Al armario se le iban descolgando las puertas y se le desconchaba año tras año la pintura. Cada temporada que pasaba había que echar mano de las bolas de alcanfor para que los malos olores no se apoderaran de la ropa y que la polilla no agujereara la madera. Pasaba el tiempo por el armario, pero no por aquellas chaquetas de lana que sobrevivieron a los muebles y a toda nuestra juventud.
Las chaquetillas de lana se pusieron de moda en los años 70 y no había un joven que no tuviera una colgada en la percha. Solían ser de color blanco con un tono vainilla, con dibujos en relieve del mismo color y tenían la ventaja de que como abrigaban tanto podían sustituir perfectamente a los jerseys. Te ponías tu chaqueta blanca con una camisa de manga larga debajo y así podías cruzar perfectamente por el tímido invierno almeriense.
Eran tan frecuentes que en el instituto no podías arriesgarte a dejarla en la percha cuando entrabas en la clase, ya que podías llevarte después la que no era la tuya, por lo que cada uno colgaba su chaqueta en el respaldo de la silla para evitar confusiones.
Las chaquetillas blancas de lana formaron parte de nuestra indumentaria durante años. El armario iba cambiando de aspecto con la ropa moderna que iba saliendo, pero allí seguían aquellas chaquetas incombustibles que por muchos lavados que llevaran siempre parecían nuevas, dispuestas a atravesar contigo la juventud, aguardando con paciencia el día en el que volvías a ponértela.
Por aquellos años también formaron parte de nuestro vestuario las chaquetas y los pantalones de pana, que de la mano de grandes firmas de ropa como Lois o Alton renacieron para convertirse en prendas de la juventud. Competían un escalón por debajo con los pantalones vaqueros que en los años 70 conquistaron completamente el mercado y el corazón de los adolescentes. Por doscientas pesetas te podías comprar un pantalón vaquero de color blanco en las rebajas en el año 1977, la mitad de precio de lo que costaban entonces los vaqueros azules de las marcas más importantes.

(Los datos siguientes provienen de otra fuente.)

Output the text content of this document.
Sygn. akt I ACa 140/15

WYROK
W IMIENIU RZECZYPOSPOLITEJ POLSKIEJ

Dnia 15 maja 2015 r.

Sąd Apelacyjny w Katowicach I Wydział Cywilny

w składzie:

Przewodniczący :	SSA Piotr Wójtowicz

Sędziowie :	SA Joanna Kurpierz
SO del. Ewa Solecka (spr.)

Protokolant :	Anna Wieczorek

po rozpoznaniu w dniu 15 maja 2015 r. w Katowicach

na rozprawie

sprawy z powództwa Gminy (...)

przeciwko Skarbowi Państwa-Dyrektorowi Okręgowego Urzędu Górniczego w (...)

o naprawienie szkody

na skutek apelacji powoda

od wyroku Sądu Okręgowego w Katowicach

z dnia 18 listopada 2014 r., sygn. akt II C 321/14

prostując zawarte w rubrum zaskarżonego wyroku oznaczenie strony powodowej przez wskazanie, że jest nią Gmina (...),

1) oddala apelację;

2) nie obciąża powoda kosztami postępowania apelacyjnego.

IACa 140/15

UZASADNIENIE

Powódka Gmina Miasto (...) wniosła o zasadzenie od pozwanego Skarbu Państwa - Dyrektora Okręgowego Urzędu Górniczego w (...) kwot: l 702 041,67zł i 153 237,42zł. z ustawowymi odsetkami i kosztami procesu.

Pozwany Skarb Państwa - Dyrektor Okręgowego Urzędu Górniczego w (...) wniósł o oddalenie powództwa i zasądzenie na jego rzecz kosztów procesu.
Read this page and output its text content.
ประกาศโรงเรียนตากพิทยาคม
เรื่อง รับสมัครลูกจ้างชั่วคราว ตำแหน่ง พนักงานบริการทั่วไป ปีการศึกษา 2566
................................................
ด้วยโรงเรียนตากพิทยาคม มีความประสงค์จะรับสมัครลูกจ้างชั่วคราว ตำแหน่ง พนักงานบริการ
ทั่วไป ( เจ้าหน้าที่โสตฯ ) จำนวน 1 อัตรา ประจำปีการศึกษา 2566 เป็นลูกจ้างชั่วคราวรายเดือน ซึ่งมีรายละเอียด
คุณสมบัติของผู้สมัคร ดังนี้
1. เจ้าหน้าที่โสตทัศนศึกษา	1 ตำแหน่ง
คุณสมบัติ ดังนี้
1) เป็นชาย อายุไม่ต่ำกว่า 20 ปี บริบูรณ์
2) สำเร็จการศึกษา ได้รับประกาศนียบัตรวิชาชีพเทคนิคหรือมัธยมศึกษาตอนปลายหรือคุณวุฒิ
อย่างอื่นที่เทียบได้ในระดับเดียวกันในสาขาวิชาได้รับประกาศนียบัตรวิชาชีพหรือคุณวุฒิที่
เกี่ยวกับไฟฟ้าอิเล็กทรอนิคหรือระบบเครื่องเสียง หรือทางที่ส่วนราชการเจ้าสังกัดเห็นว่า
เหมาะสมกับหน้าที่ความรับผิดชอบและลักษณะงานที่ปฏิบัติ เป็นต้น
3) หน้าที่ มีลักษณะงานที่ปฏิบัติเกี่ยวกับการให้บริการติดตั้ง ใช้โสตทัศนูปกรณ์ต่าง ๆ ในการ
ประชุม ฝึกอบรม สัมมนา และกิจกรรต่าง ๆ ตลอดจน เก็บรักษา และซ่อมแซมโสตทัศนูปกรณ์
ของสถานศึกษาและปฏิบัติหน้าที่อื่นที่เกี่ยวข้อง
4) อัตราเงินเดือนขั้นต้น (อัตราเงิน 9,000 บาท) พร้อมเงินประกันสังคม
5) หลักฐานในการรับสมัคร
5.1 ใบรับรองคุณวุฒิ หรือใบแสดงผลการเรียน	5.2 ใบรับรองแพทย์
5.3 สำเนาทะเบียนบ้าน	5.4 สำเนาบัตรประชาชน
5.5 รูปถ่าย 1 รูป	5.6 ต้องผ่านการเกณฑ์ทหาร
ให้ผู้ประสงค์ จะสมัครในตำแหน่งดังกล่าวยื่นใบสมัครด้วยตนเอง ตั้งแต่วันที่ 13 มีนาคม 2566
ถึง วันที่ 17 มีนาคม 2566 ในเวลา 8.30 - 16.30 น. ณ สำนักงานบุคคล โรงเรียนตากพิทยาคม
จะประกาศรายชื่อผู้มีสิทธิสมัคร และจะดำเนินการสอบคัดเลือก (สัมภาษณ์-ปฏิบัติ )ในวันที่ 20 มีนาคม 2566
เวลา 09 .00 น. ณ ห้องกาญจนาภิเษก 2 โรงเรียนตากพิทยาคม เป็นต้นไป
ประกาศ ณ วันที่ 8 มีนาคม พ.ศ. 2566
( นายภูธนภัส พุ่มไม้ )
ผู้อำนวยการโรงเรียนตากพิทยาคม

El día que te compraban tu primer vaquero comprendías que la infancia empezaba a quedar atrás. Era un rito iniciático, como el primer afeitado, como la primera vez que te dejaban ir solo a la playa o la primera vez que dabas un beso de verdad. Qué maravillosos eran aquellos pantalones que lo aguantaban todo: la tinta del bolígrafo que se te derramaba en el bolsillo trasero, la mancha de mugre en el culo de sentarte en los trancos y hasta el lamparón de aceite que te había dejado en la pierna el bocadillo de tomate de la merienda.
Allí íbamos nosotros, adolescentes de los años 70, con nuestra carpeta del instituto llena de pegatinas, con la chaquetilla de lana blanca para no coger frío y nuestros vaqueros con la campana reglamentaria que era propia de aquellos tiempos.
Los pantalones de campana llegaron a todos los barrios de Almería, por humildes que fueran, y lo hicieron como la segunda gran prenda de moda que vino de la mano de la televisión después de la minifalda. Técnicamente se le conocía como pantalón de pata de elefante, ancho en la caída sobre el pie, estrecho sobre la cintura, y fue la gran revolución del vestir para la juventud de la década de los setenta. Era una prenda asequible para todos los bolsillos, que llegó con un aire rompedor, a medio camino entre roquera y psicodélica, abierta a cualquier color por atrevido que pareciera. En aquellos años de furor, se estableció en el Paseo el empresario José María Zapata con una tienda innovadora que bautizó con el sugerente nombre de ‘Los diez mil pantalones’. El local estaba adornado con colores llamativos y una moto de gran cilindrada presidía la entrada, reclamando la atención de los clientes más jóvenes.
El secreto del éxito de este comercio se basaba en la variedad y en los precios, muy asequibles al fabricarse directamente en una factoría que el señor Zapata montó primero detrás de la iglesia de los Franciscanos, y en 1975 en el paraje conocido como el 120, en el término municipal de Huércal. Es difícil encontrar a un adolescente de entonces que no pasara alguna vez por la tienda de ‘Los diez mil pantalones’, alentado por las espectaculares ofertas de dos por uno con las que se cerraban las temporadas y por la gran variedad de colores.
Los viejos pantalones de campana, siempre sin correa, fueron la estética de un tiempo, cuando la mayoría de los jóvenes lucían la prenda de pata ancha con un jersey muy corto y estrecho y unos zapatos de plataforma que al igual que los pantalones admitían todos los colores. Si todavía no hacía frío, el jersey se sustituía por la chaqueta blanca de lana que era una bendición y nunca pasaba de moda.